Нипиза уже давно прислушивалась к их разговору, стоя у печи, и легко вздохнула, когда услышала ответ Дебара:
— Он не говорил об этом ничего. Но, конечно, это было бы очень затруднительно для мадемуазель.
Пьеро утвердительно кивнул головой.
— Разумеется… — сказал он.
В этот вечер они уже более не разговаривали об этом. Но всю ночь Пьеро продумал и сотни раз задавал себе все один и тот же вопрос: почему Мак-Таггарт прислал именно за ним? Он был не единственным человеком, знавшим счетоводство компании.

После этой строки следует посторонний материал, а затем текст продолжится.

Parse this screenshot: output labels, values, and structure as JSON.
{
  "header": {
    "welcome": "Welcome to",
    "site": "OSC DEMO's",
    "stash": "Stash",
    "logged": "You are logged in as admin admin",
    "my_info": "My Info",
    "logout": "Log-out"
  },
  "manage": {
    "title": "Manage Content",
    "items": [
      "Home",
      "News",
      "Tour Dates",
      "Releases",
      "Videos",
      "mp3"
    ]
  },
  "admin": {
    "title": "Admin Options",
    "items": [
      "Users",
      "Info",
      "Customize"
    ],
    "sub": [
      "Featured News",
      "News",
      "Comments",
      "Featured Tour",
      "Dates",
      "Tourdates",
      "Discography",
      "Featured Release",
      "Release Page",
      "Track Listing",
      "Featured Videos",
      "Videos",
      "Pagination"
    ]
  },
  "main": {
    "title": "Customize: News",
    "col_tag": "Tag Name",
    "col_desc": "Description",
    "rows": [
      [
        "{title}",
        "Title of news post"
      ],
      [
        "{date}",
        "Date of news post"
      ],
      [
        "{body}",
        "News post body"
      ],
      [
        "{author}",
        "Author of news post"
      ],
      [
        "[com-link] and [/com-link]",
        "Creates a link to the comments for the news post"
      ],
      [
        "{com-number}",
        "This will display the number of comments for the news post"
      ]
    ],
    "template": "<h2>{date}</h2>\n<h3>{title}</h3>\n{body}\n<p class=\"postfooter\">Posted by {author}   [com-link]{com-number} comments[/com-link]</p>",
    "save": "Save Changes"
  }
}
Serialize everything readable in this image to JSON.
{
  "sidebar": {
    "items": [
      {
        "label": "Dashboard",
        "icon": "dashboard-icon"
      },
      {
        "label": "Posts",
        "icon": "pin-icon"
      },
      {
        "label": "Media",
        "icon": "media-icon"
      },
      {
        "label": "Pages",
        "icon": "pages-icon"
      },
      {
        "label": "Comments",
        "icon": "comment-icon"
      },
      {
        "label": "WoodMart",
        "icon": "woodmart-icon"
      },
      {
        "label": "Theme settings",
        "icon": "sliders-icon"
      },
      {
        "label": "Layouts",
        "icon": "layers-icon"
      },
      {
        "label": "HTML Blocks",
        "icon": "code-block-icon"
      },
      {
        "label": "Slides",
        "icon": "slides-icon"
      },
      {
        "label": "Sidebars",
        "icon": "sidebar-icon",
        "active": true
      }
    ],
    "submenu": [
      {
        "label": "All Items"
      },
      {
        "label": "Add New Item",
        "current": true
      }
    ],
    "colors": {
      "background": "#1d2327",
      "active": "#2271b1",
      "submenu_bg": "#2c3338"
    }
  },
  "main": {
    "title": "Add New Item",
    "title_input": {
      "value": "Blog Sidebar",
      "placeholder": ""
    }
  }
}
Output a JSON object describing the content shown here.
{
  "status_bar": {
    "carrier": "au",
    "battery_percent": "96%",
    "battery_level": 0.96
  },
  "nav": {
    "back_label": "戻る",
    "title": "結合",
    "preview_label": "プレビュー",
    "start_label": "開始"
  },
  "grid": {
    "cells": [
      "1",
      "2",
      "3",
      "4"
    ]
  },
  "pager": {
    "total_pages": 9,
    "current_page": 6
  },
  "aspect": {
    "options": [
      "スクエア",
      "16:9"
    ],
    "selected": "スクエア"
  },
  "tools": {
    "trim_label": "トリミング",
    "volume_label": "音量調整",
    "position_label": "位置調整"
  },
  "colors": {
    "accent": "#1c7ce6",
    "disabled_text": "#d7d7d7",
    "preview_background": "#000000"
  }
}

Был, например, скандинавец Вассон, который жил от форта всего только в шести часах, или француз Барош, живший еще ближе. Возможно, говорил он себе, что фактор приглашает его именно потому, что захотел подлизаться к отцу Нипизы и тем снискать себе дружбу самой Нипизы, потому что, без всякого сомнения, было очень большой честью, что фактор вызывал к себе именно его. И, несмотря на такое заключение, в глубине души Пьеро все-таки чувствовал что-то не то и относился к приглашению очень подозрительно.
Когда Дебар на следующее утро прощался с ним, он сказал:
— Передайте Мак-Таггарту, что я отправлюсь в Лакбэн послезавтра утром.
А когда Дебар ушел, он обратился к Нипизе:
— Ты останешься дома, моя дорогая. Я не возьму тебя с собою в Лакбэн. Мне сдается, что фактор вовсе не отправляется в поездку, а просто врет и что он тотчас же заболеет, как я к нему явлюсь. Но если хочешь идти туда и ты…
Нипиза выпрямилась, как тростник, по которому пробежал легкий ветерок.
— Нет! — воскликнула она так решительно, что Пьеро улыбнулся и стал потирать себе руки.
Таким образом случилось так, что на следующий же день после ухода Дебара Пьеро отправился к Мак-Таггарту в Лакбэн, а Нипиза стояла у дверей и махала ему платком все время, пока он не скрылся из виду совсем.
В это же самое утро Буш Мак-Таггарт поднялся с постели, когда было еще совсем темно. Всю ночь он никак не мог заснуть. Он вертел в руках злополучную фотографию Нипизы, то и дело смотрел на нее при свете лампы, и это еще более подливало в нем масла в огонь. Все силы его натуры ушли в эту охватившую его великую страсть, и он только и думал о ней и придумывал способы, как бы ее удовлетворить.
Он уже перестал думать о преступлении — об убийстве Пьеро, и ему стало казаться, что он придумал новый, гораздо более лучший способ. Нипиза уже не ускользнет от него. Теперь, когда ее отец будет гостить в Лакбэне, он отправится к ней в хижину на Сером Омуте, и она одна будет не в силах что-нибудь с ним поделать. А затем…
Он засмеялся и в экстазе стал потирать себе руки. Да, после того, что там произойдет, Нипиза уже сама попросится в жены к фактору из Лакбэна. Она не захочет, чтобы все, кто ее знает, считали ее безнравственной. Нет! Она последует за ним добровольно.
Он позавтракал еще до рассвета и тотчас же, пока было еще темно, отправился в путь. Он нарочно взял путь прямо на север, а не на юго-запад, чтобы по его следам Пьеро не догадался о его намерениях. Мак-Таггарт решил, что он вовсе не должен знать и даже некогда не должен догадаться ни о чем, и потому отправился к Серому Омуту кружным путем. Разочарования быть не могло. Для этого не было данных. Он был уверен, что Нипиза не последует за своим отцом в Лакбэн.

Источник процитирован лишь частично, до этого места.